The initiative is a step towards a global market price on carbon, said Cameron, which is key.

"Ultimately there's where we want to get: a relatively uniform carbon price globally, or at least among the OECD, G20 countries."

China's National Development and Reform Commission has said the program will cover eight industries, including power generation, petrochemicals, aviation and paper making, construction materials, non-ferrous metals and steel.

As consequentialas Paris

Josh Margolis, a China expert with the U.S.-based Environmental Defense Fund, said the pilot projects have had prices between $2 and $5 per tonne of emissions but the Chinese government has said prices could eventually rise to as much as $30-$45 per tonne.

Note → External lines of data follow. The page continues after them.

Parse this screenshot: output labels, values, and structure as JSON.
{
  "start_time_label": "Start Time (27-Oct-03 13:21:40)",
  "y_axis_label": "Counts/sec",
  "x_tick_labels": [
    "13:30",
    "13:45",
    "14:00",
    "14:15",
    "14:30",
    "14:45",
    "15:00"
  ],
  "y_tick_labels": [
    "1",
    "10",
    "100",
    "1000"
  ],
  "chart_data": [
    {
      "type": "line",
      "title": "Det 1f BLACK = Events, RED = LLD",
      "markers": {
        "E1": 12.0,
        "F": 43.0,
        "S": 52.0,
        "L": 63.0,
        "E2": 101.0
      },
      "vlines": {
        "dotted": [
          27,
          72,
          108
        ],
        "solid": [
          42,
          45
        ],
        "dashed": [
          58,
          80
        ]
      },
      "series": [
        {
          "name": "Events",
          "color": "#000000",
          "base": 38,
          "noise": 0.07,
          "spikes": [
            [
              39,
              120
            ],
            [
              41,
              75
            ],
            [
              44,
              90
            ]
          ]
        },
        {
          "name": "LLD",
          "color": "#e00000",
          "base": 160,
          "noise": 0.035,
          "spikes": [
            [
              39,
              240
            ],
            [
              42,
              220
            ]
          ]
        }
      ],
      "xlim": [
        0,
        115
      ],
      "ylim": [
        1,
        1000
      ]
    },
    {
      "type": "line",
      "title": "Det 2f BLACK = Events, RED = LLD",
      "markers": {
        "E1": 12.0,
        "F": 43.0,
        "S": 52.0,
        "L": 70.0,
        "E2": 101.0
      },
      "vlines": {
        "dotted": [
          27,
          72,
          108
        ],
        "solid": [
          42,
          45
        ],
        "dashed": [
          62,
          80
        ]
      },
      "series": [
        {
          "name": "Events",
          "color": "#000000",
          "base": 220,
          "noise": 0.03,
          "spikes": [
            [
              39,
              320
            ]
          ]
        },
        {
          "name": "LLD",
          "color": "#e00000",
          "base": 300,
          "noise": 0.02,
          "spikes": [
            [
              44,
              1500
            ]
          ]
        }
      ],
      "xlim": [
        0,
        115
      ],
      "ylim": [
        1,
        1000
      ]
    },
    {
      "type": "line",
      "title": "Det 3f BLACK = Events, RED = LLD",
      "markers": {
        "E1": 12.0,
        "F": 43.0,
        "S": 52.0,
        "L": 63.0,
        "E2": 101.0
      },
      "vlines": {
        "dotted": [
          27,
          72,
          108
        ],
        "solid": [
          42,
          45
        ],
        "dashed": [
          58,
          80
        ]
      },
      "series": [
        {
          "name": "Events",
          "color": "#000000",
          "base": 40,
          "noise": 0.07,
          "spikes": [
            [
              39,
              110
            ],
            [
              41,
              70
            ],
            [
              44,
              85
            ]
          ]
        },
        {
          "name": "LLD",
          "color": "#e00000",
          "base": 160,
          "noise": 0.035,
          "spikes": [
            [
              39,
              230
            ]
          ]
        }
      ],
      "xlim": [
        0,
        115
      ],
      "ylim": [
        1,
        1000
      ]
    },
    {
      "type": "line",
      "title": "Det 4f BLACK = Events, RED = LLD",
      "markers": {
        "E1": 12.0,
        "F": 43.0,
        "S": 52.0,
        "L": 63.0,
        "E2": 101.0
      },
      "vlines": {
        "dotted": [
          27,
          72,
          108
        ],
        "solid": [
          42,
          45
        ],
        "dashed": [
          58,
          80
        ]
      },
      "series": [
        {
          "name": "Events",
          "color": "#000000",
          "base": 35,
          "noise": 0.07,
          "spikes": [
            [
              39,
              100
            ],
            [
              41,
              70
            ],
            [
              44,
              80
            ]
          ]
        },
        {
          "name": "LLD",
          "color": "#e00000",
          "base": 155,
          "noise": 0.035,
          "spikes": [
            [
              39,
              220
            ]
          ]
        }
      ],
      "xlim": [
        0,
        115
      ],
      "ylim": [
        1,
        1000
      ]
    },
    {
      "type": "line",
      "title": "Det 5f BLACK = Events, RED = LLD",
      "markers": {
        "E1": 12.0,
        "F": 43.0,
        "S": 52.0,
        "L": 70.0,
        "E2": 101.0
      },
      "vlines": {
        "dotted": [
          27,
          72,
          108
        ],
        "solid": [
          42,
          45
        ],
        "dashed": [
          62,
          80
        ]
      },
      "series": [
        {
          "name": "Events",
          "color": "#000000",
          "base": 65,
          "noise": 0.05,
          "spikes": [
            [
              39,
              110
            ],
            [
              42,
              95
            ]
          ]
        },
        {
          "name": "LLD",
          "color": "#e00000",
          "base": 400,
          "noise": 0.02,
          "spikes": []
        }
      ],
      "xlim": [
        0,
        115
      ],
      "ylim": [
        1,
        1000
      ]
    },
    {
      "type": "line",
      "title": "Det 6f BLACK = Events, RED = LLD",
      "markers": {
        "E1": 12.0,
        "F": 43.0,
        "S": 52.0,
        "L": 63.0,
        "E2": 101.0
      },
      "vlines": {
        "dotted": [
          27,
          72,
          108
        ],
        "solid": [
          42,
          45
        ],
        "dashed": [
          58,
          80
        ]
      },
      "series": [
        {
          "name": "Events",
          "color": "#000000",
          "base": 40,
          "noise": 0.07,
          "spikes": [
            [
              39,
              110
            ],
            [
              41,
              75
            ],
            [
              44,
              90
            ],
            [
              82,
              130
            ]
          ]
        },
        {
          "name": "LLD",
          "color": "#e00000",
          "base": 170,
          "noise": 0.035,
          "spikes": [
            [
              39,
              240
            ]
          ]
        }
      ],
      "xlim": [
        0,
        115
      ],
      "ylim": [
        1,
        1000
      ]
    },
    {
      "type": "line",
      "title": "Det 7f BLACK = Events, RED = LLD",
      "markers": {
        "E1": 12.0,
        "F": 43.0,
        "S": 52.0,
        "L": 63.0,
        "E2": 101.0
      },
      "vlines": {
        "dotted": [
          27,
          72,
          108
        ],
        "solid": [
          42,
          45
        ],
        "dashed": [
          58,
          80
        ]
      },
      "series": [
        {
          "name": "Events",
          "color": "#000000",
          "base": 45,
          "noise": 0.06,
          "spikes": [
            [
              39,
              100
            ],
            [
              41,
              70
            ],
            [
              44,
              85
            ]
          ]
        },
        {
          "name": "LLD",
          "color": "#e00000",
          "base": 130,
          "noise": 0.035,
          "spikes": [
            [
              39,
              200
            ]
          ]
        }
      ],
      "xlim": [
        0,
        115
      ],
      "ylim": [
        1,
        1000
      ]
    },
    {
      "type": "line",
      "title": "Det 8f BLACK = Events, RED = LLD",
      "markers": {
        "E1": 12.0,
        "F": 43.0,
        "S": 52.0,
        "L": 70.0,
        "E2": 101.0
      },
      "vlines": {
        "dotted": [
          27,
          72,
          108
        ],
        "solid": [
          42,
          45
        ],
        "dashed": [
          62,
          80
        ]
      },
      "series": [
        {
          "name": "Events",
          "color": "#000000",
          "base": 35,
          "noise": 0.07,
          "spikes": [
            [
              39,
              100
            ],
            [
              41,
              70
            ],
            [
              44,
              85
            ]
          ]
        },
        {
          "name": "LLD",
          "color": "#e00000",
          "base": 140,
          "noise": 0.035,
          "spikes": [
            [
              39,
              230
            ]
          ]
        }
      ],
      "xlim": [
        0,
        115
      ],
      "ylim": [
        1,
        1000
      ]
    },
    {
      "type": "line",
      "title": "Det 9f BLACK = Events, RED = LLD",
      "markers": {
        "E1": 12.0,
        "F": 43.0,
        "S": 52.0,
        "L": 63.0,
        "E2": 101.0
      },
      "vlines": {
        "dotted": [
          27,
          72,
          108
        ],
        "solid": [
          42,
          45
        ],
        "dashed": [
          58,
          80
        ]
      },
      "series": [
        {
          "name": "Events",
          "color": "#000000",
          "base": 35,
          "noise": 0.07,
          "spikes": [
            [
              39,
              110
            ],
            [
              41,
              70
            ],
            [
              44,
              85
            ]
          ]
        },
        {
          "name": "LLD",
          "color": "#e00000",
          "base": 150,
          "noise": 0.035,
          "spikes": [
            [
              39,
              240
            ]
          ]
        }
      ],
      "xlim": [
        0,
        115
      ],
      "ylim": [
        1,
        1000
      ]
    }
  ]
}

The national program could cover emissions seven times greater than the total annual volume of Canadian greenhouse gases, he said.

While China's market mechanism details are all-important, basic economic theory says the bigger the carbon-trading market, the more efficient and low-cost is the price per tonne of emissions reductions.

"China could play, on a huge scale, the role that California plays for Ontario and Quebec," said McGill University economist Chris Ragan, the chair of Canada's Ecofiscal Commission, which promotes evidence-based carbon-pricing policies.

That's why Glen Murray, Ontario's minister of environment and climate change, says China's carbon market "is probably as consequential, in some ways, as Paris" a reference to the landmark 2015 international climate accord.

"What is carbon trading going to look like after China establishes the world's largest carbon trading market?" Murray asked in an interview.

"And how are we as Canadians, with our American and Mexican friends, going to manage the trade issues and the impacts of a Chinese carbon market?"